Median of Two Sorted Arrays

Difficulty: Hard Source: NeetCode

Problem

Given two sorted arrays nums1 and nums2 of size m and n respectively, return the median of the two sorted arrays.

The overall run time complexity should be O(log(m + n)).

Example 1: Input: nums1 = [1, 3], nums2 = [2] Output: 2.0 Explanation: merged array = [1, 2, 3], median is 2.

Example 2: Input: nums1 = [1, 2], nums2 = [3, 4] Output: 2.5 Explanation: merged array = [1, 2, 3, 4], median is (2 + 3) / 2 = 2.5.

Constraints:

• m == nums1.length, n == nums2.length
• 0 <= m, n <= 1000
• 1 <= m + n <= 2000
• -10^6 <= nums1[i], nums2[i] <= 10^6

Prerequisites

Before attempting this problem, you should be comfortable with:

• Median Definition — the value separating the lower and upper halves; accounts for even/odd total length
• Binary Search on a Partition — searching for a cut point rather than a value
• Merge of Two Sorted Arrays — understanding what a valid partition of both arrays looks like

1. Brute Force — Merge and Find

Intuition

Merge both sorted arrays into one sorted array, then read off the median directly.
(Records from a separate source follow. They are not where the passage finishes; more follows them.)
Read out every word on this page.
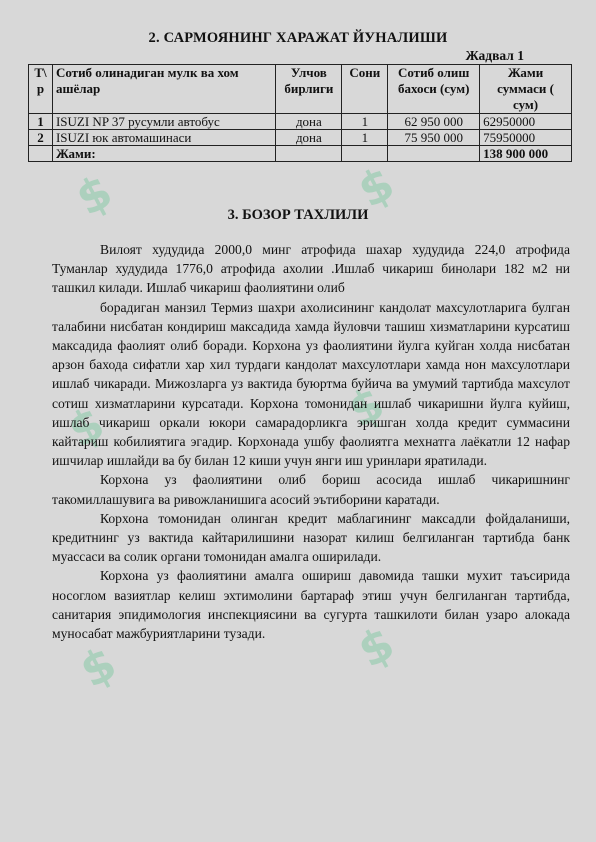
$	$
$	$
$	$
2. САРМОЯНИНГ ХАРАЖАТ ЙУНАЛИШИ
Жадвал 1
Т\ р	Сотиб олинадиган мулк ва хом ашёлар	Улчов бирлиги	Сони	Сотиб олиш бахоси (сум)	Жами суммаси ( сум)
1	ISUZI NP 37 русумли автобус	дона	1	62 950 000	62950000
2	ISUZI юк автомашинаси	дона	1	75 950 000	75950000
	Жами:				138 900 000
3. БОЗОР ТАХЛИЛИ

Вилоят худудида 2000,0 минг атрофида шахар худудида 224,0 атрофида Туманлар худудида 1776,0 атрофида ахолии .Ишлаб чикариш бинолари 182 м2 ни ташкил килади. Ишлаб чикариш фаолиятини олиб

борадиган манзил Термиз шахри ахолисининг кандолат махсулотларига булган талабини нисбатан кондириш максадида хамда йуловчи ташиш хизматларини курсатиш максадида фаолият олиб боради. Корхона уз фаолиятини йулга куйган холда нисбатан арзон бахода сифатли хар хил турдаги кандолат махсулотлари хамда нон махсулотлари ишлаб чикаради. Мижозларга уз вактида буюртма буйича ва умумий тартибда махсулот сотиш хизматларини курсатади. Корхона томонидан ишлаб чикаришни йулга куйиш, ишлаб чикариш оркали юкори самарадорликга эришган холда кредит суммасини кайтариш кобилиятига эгадир. Корхонада ушбу фаолиятга мехнатга лаёкатли 12 нафар ишчилар ишлайди ва бу билан 12 киши учун янги иш уринлари яратилади.

Корхона уз фаолиятини олиб бориш асосида ишлаб чикаришнинг такомиллашувига ва ривожланишига асосий эътиборини каратади.

Корхона томонидан олинган кредит маблагининг максадли фойдаланиши, кредитнинг уз вактида кайтарилишини назорат килиш белгиланган тартибда банк муассаси ва солик органи томонидан амалга оширилади.

Корхона уз фаолиятини амалга ошириш давомида ташки мухит таъсирида носоглом вазиятлар келиш эхтимолини бартараф этиш учун белгиланган тартибда, санитария эпидимология инспекциясини ва сугурта ташкилоти билан узаро алокада муносабат мажбуриятларини тузади.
Easy to implement, but requires O(m + n) time and space, violating the O(log(m + n)) requirement.

Algorithm

1. Merge nums1 and nums2 into a single sorted array merged.
2. If total length is odd, return the middle element.
3. If even, return the average of the two middle elements.

Solution

def findMedianSortedArrays_merge(nums1, nums2):
    merged = sorted(nums1 + nums2)
    total = len(merged)
    mid = total // 2
    if total % 2 == 1:
        return float(merged[mid])
    return (merged[mid - 1] + merged[mid]) / 2.0


print(findMedianSortedArrays_merge([1, 3], [2]))      # 2.0
print(findMedianSortedArrays_merge([1, 2], [3, 4]))   # 2.5
print(findMedianSortedArrays_merge([0, 0], [0, 0]))   # 0.0

Complexity

• Time: O((m + n) log(m + n))
• Space: O(m + n)

2. Binary Search on the Partition

Intuition

Imagine cutting both arrays simultaneously into left and right halves such that:

1. The total number of elements on the left equals (m + n) // 2 (or // 2 + 1 for odd total).
2. Every element on the left is <= every element on the right.
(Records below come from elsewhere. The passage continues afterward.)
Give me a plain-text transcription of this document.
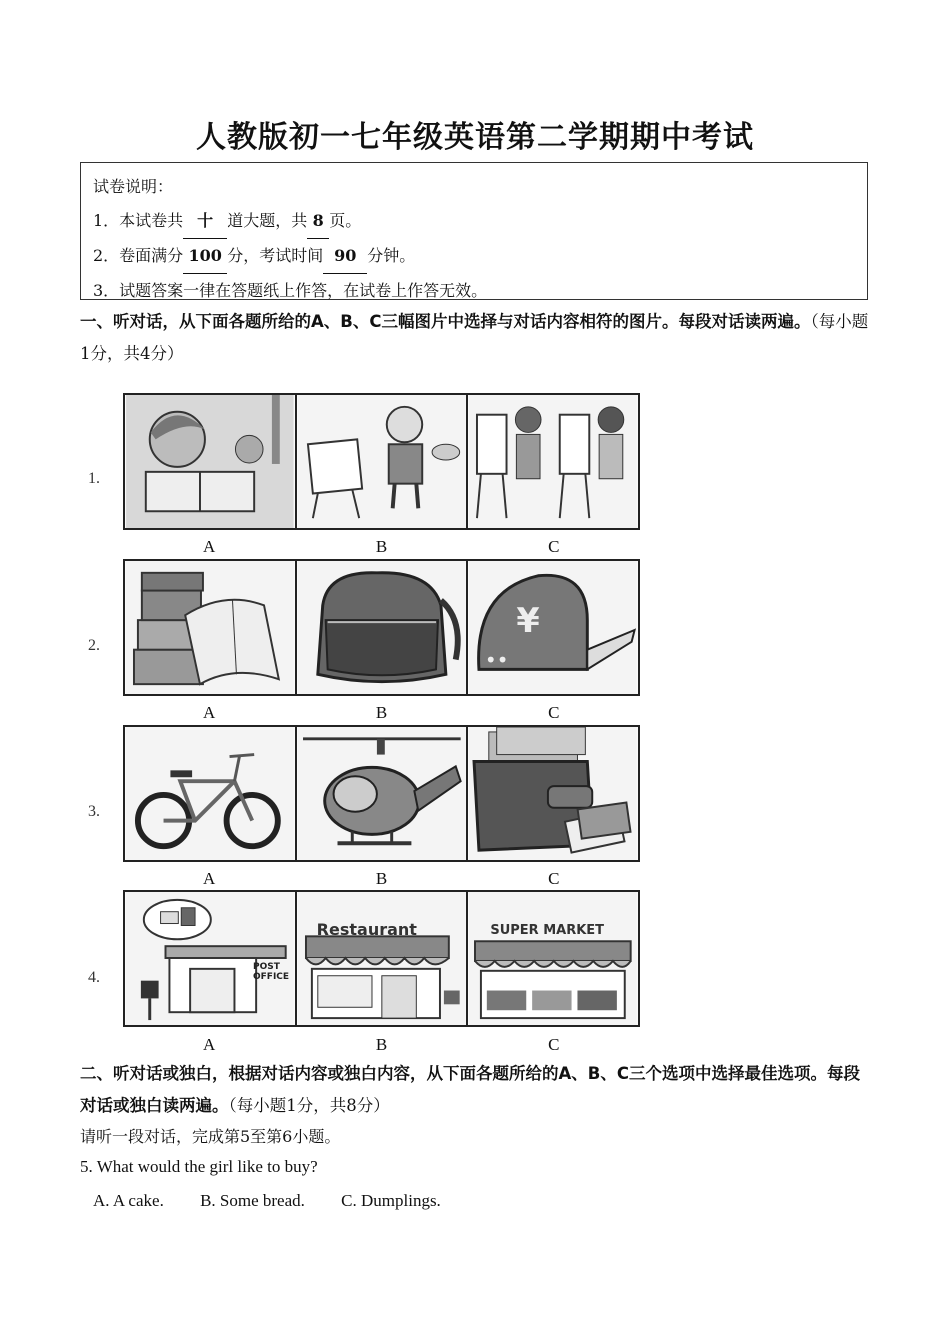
人教版初一七年级英语第二学期期中考试
试卷说明：
1．本试卷共 十 道大题，共 8 页。
2．卷面满分 100 分，考试时间 90 分钟。
3．试题答案一律在答题纸上作答，在试卷上作答无效。
一、听对话，从下面各题所给的A、B、C三幅图片中选择与对话内容相符的图片。每段对话读两遍。（每小题1分，共4分）
1.
A	B	C
2.
¥
A	B	C
3.
A	B	C
4.
POST OFFICE
Restaurant	SUPER MARKET
A	B	C
二、听对话或独白，根据对话内容或独白内容，从下面各题所给的A、B、C三个选项中选择最佳选项。每段对话或独白读两遍。（每小题1分，共8分）
请听一段对话，完成第5至第6小题。
5. What would the girl like to buy?
A. A cake. B. Some bread. C. Dumplings.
If we binary-search for the cut position i in the smaller array (nums1), the cut position in the larger array j is determined: j = half - i. At each i, check the boundary elements:

• nums1[i-1] <= nums2[j] (left of A doesn’t bleed into right of B)
• nums2[j-1] <= nums1[i] (left of B doesn’t bleed into right of A)

If both hold, we’ve found the right partition. Use float('inf') / float('-inf') to handle boundary cases where a partition is at the very edge.

Algorithm

1. Ensure nums1 is the shorter array (swap if needed).
2. Set lo = 0, hi = len(nums1).
3. While lo <= hi:
   • i = (lo + hi) // 2 — cut in nums1 (0..m elements on left).
   • j = half - i — cut in nums2.
   • Let A_left = nums1[i-1] (or -inf), A_right = nums1[i] (or +inf), similarly for B.
   • If A_left <= B_right and B_left <= A_right: valid partition.
     • Odd total: return max(A_left, B_left).
     • Even total: return (max(A_left, B_left) + min(A_right, B_right)) / 2.
   • If A_left > B_right: i is too large → hi = i - 1.
   • Else: i is too small → lo = i + 1.

flowchart LR
    S(["nums1=[1,2]  nums2=[3,4]  half=2\nlo=0  hi=2"])
    S --> m0["i=1  j=1\nA_left=1  A_right=2\nB_left=3  B_right=4\n1≤4 but 3>2 → i too small → lo=2"]
    m0 --> m1["i=2  j=0\nA_left=2  A_right=+inf\nB_left=-inf  B_right=3\n2≤3 and -inf≤inf → valid\neven: (max(2,-inf)+min(inf,3))/2=(2+3)/2=2.5"]

Solution

def findMedianSortedArrays(nums1, nums2):
    # Always binary-search the smaller array
    if len(nums1) > len(nums2):
        nums1, nums2 = nums2, nums1

    m, n = len(nums1), len(nums2)
    half = (m + n) // 2
    lo, hi = 0, m

    while lo <= hi:
        i = (lo + hi) // 2   # cut in nums1: i elements on left
        j = half - i          # cut in nums2: j elements on left

        A_left  = nums1[i - 1] if i > 0 else float("-inf")
        A_right = nums1[i]     if i < m else float("inf")
        B_left  = nums2[j - 1] if j > 0 else float("-inf")
        B_right = nums2[j]     if j < n else float("inf")

        if A_left <= B_right and B_left <= A_right:
            # Found the correct partition
            if (m + n) % 2 == 1:
                return float(min(A_right, B_right))
            return (max(A_left, B_left) + min(A_right, B_right)) / 2.0
        elif A_left > B_right:
            hi = i - 1   # i is too large
        else:
            lo = i + 1   # i is too small

    return 0.0  # unreachable if inputs are valid


print(findMedianSortedArrays([1, 3], [2]))      # 2.0
print(findMedianSortedArrays([1, 2], [3, 4]))   # 2.5
print(findMedianSortedArrays([], [1]))           # 1.0

Complexity

• Time: O(log(min(m, n)))
• Space: O(1)

Common Pitfalls

Binary-searching the longer array. Always search the shorter one — it gives the smaller log factor and keeps j non-negative (since j = half - i and half <= n when m <= n).

Off-by-one in the odd-total median. For an odd total m + n, the median is the single middle element. With half = (m + n) // 2, the left side has half elements, so the median is min(A_right, B_right) — the smallest element on the right.

Not guarding with inf at the edges. When i == 0, nums1 contributes nothing to the left half; A_left should be -inf so it never triggers the “too large” condition. When i == m, A_right should be +inf so it never prevents a valid partition.